ちなみに、2020年度入試の繰上げ合格者はゼロである。
併願校については、第1回入試受験者では豊島岡女子が相変わらず多く、大妻、富士見、晃華学園などが続く。大学付属校では学習院女子が最多となっている。第2回入試受験者になると御三家との併願者が目に付くようになり、特に女子学院との併願者が多いのは例年通りである。鷗友学園との併願者も多い。大学付属校については、学習院女子はここでも多く見られるが、早稲田実業や立教女学院、3日に慶應中等部を受験する生徒も多い。今年は入試日程が3日に移動した青山学院との併願者も20名近くになった。

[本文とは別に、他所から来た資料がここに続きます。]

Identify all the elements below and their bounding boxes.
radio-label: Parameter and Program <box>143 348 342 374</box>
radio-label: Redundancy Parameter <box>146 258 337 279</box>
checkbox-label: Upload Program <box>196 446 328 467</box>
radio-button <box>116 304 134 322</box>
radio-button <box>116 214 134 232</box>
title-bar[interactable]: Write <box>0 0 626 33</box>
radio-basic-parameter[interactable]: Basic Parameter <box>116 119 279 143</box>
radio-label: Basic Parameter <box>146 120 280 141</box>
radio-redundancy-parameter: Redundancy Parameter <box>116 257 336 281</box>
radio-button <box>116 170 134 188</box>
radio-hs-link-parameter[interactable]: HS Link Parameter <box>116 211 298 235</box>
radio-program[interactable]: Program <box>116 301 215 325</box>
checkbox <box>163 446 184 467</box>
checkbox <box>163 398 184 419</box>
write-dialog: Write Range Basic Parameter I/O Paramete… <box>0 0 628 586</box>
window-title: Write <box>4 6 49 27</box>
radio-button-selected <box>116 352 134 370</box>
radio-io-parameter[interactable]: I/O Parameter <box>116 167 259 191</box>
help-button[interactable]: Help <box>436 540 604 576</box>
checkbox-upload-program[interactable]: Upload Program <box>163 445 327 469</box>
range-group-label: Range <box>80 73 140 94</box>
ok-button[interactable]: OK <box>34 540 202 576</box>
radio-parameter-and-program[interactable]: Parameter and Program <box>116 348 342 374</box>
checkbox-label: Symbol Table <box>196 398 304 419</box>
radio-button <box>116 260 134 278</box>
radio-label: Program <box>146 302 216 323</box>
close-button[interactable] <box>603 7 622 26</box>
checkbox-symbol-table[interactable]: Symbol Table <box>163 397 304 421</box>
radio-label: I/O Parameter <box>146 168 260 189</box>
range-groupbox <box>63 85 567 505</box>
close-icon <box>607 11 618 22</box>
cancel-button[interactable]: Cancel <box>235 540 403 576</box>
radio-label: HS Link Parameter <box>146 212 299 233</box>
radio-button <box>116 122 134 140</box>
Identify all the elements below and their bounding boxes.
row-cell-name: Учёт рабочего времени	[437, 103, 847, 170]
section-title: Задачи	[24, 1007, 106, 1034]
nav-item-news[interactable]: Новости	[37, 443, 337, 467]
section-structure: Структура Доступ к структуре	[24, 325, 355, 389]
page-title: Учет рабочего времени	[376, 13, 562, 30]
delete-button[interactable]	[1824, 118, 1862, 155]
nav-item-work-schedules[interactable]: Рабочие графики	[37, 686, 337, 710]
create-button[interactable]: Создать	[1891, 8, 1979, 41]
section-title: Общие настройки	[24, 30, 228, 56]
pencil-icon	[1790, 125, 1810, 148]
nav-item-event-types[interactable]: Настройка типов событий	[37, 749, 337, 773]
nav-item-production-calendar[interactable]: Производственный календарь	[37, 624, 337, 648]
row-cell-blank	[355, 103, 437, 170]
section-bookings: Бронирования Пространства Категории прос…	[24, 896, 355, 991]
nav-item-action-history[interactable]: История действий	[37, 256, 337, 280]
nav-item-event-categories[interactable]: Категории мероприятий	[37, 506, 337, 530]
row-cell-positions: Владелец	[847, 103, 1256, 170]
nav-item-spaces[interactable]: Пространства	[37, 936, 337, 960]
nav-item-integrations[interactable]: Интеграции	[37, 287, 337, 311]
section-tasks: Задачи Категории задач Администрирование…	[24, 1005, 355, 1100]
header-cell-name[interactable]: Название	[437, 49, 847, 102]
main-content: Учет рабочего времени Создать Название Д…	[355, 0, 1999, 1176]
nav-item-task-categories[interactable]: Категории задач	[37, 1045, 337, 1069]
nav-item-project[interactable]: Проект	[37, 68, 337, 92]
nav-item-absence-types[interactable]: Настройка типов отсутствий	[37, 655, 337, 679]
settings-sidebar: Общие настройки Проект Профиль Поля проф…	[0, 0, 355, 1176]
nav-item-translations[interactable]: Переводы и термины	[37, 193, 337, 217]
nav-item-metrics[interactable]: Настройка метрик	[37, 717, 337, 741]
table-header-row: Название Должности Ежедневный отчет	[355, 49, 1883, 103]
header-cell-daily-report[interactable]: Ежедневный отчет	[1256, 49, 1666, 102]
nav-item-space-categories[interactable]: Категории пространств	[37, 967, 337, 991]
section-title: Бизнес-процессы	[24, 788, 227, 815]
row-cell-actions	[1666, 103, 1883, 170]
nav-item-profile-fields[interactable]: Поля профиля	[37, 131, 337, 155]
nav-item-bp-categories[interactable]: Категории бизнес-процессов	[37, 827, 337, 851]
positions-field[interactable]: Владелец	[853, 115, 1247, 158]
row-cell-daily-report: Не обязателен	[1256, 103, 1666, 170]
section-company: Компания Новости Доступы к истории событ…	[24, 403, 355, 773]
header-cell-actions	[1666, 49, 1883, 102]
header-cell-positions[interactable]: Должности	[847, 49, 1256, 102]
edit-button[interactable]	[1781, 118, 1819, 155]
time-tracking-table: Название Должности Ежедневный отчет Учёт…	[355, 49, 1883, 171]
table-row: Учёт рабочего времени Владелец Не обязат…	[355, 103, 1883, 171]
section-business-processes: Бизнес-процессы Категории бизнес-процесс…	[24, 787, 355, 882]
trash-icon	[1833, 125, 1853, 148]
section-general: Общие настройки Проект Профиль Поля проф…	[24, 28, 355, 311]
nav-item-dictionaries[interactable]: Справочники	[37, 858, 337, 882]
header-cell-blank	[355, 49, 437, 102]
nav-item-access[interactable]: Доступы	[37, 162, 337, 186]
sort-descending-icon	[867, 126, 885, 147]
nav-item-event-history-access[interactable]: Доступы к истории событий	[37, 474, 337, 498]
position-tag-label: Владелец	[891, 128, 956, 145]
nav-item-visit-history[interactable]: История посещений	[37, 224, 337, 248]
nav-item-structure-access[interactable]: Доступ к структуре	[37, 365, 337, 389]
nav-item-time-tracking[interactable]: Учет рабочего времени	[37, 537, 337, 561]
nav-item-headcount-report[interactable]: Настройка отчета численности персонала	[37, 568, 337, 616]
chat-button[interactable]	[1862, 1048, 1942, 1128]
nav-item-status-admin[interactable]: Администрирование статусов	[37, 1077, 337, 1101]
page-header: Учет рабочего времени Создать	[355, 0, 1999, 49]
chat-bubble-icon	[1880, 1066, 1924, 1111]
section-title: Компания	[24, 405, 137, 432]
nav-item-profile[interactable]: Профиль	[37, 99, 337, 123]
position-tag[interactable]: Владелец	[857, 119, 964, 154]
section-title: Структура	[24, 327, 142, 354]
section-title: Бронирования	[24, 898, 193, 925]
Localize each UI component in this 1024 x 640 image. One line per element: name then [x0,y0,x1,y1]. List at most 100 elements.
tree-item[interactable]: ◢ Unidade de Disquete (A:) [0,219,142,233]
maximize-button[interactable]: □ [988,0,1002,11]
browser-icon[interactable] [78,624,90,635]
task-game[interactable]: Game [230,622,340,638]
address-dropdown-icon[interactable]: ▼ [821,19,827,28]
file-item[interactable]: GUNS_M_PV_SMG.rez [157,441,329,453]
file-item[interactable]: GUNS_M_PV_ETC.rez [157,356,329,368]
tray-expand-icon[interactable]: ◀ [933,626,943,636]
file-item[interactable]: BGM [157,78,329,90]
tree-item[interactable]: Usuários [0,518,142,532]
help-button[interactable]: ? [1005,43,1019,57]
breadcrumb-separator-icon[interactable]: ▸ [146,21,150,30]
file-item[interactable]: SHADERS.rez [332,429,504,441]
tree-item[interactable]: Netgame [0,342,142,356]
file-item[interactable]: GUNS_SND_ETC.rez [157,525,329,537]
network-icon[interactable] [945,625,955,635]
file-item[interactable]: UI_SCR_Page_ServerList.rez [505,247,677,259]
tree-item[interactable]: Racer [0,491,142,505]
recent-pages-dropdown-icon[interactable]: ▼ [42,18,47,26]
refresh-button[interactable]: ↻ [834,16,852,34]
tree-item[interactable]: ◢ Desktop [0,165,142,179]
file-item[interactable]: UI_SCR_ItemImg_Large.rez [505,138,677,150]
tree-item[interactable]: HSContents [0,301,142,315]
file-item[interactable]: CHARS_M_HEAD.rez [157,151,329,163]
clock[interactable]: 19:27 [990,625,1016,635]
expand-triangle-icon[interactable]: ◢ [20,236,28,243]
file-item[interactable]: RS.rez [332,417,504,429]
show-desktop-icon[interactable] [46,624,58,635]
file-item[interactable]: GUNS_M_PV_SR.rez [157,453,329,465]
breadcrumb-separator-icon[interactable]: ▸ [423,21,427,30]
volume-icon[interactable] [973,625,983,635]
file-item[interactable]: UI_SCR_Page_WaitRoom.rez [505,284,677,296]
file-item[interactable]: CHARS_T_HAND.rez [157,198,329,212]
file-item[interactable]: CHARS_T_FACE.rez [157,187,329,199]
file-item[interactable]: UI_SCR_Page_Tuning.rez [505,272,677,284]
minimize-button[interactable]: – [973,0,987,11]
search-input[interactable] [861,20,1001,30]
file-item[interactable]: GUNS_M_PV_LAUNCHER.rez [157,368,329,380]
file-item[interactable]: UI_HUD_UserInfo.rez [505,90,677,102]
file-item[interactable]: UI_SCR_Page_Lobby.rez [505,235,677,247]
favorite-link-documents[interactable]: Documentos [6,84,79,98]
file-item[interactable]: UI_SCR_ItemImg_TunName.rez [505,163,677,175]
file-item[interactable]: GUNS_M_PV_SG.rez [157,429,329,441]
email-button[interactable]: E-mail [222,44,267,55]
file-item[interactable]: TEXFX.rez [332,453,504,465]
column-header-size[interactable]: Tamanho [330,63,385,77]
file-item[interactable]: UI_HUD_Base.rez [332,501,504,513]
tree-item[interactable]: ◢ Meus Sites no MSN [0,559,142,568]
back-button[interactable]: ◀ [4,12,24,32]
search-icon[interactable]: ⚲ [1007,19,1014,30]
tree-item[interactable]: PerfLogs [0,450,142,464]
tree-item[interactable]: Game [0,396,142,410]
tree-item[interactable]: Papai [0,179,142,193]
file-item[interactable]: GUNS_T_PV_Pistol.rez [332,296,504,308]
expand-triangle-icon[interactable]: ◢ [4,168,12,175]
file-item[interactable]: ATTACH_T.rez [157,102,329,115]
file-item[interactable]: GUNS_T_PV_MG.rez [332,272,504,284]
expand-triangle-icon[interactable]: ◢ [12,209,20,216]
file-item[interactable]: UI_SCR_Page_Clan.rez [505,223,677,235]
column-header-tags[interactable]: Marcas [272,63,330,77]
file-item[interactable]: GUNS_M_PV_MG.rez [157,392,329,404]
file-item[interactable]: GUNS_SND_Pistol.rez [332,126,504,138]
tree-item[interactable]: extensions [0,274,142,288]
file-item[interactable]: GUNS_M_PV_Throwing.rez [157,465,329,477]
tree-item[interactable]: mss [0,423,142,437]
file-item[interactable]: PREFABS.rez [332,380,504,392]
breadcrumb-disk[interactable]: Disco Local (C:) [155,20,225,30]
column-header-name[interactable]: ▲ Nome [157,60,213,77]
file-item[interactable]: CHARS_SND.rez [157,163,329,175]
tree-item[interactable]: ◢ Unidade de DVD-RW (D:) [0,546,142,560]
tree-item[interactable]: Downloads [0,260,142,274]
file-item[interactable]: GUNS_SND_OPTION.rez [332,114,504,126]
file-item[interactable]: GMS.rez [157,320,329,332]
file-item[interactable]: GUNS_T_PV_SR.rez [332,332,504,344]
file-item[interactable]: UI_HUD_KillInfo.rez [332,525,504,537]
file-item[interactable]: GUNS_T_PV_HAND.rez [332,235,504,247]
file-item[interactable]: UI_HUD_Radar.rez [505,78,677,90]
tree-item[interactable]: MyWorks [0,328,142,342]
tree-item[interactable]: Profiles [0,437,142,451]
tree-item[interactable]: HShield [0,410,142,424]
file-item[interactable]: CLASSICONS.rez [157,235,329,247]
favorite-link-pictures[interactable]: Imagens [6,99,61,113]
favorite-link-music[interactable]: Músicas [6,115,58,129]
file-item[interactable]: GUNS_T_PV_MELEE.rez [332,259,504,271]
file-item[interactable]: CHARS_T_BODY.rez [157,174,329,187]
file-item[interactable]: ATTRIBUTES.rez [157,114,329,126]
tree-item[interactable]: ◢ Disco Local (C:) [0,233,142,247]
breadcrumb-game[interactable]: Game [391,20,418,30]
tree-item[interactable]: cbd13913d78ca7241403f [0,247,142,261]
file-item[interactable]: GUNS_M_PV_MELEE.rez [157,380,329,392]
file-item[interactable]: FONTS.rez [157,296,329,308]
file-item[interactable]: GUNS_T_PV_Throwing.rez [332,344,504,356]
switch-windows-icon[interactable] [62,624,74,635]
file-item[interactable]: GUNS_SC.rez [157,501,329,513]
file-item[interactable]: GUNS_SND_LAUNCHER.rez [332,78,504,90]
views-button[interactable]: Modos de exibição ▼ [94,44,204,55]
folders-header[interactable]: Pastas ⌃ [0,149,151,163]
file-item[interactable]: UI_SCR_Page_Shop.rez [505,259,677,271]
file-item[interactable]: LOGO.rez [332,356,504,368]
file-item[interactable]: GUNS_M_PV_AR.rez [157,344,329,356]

いずれにしろ、最上位校に位置付けられる難易度で、今後さらに上昇の可能性が高い。
〈 2021年度中学入試 | 変更点 〉
2月4日の第3回入試を廃止して、従来の3回入試から2回入試に変更する。
入試日と募集人数は以下の通り。
第1回 ― 2月1日、134名
第2回 ― 2月2日、100名
・試験科目は2回とも4教科。
国語・算数―各50分・各100点、社会・理科―各35分・各70点。
・合否は4科総合点で判定。
・募集人数は、従来の第3回入試の30名が第1回に20名、第2回に10名上乗せされる。
・合格発表は試験当日の20:30、インターネット発表のみ。
・追加合格は2回とも受験した生徒から出す。
2回入試への移行理由としては、従来の第3回入試は定員が30名と少なく、そこに600人前後の応募者と400~500人の受験者が集まり、受験生にとっては負担の大きいものとなっていた。特に吉祥第一志望という生徒にとっては、かなり合格が見えづらいものだったと思われる。第1回・第2回入試に定員を割り振ることによって、本校第一志望の生徒に多少でも合格の可能性を広げることができればとの思いがあるのだろう。
■その他
9月頃に募集要項の発表が予定されています。
その後、9月~11月までは毎月・月1回の説明会があり、12月13日(日)に入試問題説明会が実施予定です。実際に足を運んで、先輩となる生徒たちの実際の様子を見たり学校の空気を吸ってみたりしてみてはどうだろうか。
時間があれば西荻窪の街の散策もおすすめです。駅周辺を中心に、いろいろな表情を持ったお店が多く、子供を通わせるには安心できるところだと思います。